Hayale verilen bu pozitif  bakış her şartta geçerli mi? Ya bir kişi günde 4-6 saat hayal kurarsa ne olur? Hatta hayal kurup, hiç eyleme geçmezse ne diyeceğiz? Daha ötesi de şu: Ya kişi zihninde kurduğu yaşamı dış dünyaya tercih ederse ne olacak?

Zihinde yaşamayı gerçek yaşama tercih eden ergen

Size bir öykü anlatayım: Kahramanımızın zihni çocuklukta yaşadığı travmatik yaşantılardan sonra bölünmüş. İç dünyada çok sayıda kişilik oluşturmuş. Masalımsı düzeyde farklı kişilikleri var. Yıllarca zihin içini esas alan bir yaşam kurmuş. Dış dünyanın güvenilir olmadığını, dış dünyada başarılı olamayacağını düşünüyor. Gündelik hayatın sorunlarıyla baş etme önerilerime direniyor. Gerçek dünyanın kendisine uygun olmadığından ısrarcı. Zihninde hayaller ve zihinde oluşturduğu kişiliklerle yaşamak istiyor.

Hayali anne yaratan kız

Bu hikayedeki kahramanımız ise, çocukluğundan beri annesinin kendisini sevmediğini düşünüyor. Zihni bölünmüş. Zihninde yeni bir kişilik var etmiş. Bu kişiliğin başka bir adı var. Bu yeni kişilik kendi annesinin diğer kişiliğin annesinden  farklı biri olduğunu düşünüyor. Bu hayali annenin bir ismi ve yaşadığı yeri var. Bu kişilik bedeni kontrol ettiğinde, bedenin annesine sen benim annem değilsin diyor.

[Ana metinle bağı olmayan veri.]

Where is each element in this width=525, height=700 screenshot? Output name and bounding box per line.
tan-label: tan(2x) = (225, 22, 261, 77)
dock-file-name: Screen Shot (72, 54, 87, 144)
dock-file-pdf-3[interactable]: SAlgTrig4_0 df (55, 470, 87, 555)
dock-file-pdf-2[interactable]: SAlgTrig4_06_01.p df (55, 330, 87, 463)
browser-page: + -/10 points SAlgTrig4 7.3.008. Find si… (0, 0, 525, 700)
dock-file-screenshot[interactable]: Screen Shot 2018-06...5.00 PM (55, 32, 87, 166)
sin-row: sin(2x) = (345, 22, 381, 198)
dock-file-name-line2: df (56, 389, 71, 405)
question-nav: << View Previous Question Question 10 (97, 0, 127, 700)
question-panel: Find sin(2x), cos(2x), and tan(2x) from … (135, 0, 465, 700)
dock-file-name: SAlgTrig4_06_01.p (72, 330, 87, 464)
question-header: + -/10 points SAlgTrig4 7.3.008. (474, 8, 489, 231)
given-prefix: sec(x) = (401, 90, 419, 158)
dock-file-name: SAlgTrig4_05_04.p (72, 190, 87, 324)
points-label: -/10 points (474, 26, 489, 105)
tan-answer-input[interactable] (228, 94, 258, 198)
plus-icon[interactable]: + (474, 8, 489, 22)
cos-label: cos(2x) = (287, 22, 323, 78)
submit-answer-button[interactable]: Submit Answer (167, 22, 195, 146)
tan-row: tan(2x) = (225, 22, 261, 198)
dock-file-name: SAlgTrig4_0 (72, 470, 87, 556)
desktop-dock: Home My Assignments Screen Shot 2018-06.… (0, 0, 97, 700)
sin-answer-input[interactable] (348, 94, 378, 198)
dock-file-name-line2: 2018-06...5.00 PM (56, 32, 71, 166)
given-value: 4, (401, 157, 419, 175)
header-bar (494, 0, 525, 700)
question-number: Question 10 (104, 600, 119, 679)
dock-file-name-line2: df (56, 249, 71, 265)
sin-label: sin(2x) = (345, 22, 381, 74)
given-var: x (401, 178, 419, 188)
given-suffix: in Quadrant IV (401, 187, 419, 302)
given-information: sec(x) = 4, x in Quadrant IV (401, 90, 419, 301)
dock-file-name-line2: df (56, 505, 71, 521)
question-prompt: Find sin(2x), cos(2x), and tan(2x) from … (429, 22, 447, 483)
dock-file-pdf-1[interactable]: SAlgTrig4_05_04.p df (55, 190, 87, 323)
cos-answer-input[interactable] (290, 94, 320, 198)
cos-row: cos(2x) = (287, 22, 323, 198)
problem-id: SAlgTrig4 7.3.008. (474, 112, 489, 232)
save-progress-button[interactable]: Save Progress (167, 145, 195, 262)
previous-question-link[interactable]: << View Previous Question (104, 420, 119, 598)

Günde altı saat hayal kuran delikanlı

Başka bir öykü de şöyle: Öykünün kahramanı günde yaklaşık 6 saat hayal kuruyor. Hayalleri başarı üzerine. Örneğin işadamı hayalleri kurduğunda şirketi  ayrıntılarına kadar tasarlıyor. Bir diğer hayalinde tanınmış bir kişi oluyor. Gerçek hayatta ise üniversite sınavına hazırlanmakta zorlanıyor. Bunu zor ve keyifsiz bir süreç olarak tanımlıyor. Çalışmak yerine sanal dünyada inşa edilen gerçeklik ona daha tatlı geliyor.

Hayal kurma bağımlılığı

Bu öykülerdeki hayal kurma şekli bir nevi “bağımlılık”. Kişi hayal kurmadan yaşayamaz hale geliyor. Zihin hayal kurma sürecinde sakin ve keyif içinde. Hayallerden uzak kalındığında ise rahatsız ve huzursuz. Hayal kurulmadığında bir nevi yoksunluk yaşanıyor.

Hayallere yönelme gelişme süreci değil

Bu öykülerde konu edilen gerçekten hayallere kaçış gösteren kişiler “manevi bir arayış” içinde olan kişiler değil. Ayrıca, iç dünyaya yönelme bir “gelişme” süreci olarak da adlandırılamaz.  Daha çok dış dünyadan kaçış şeklinde. Gerçek dünyaya uyum sağlayamama, gerçek dünyada kendini gerçekleştirememe hali.

Sonuç olarak hayal kurma; zihnimizin olumlu bir eylemi olabilirken, bizi gerçeklikten koparan bir zihinsel bağımlılık haline de gelebilir.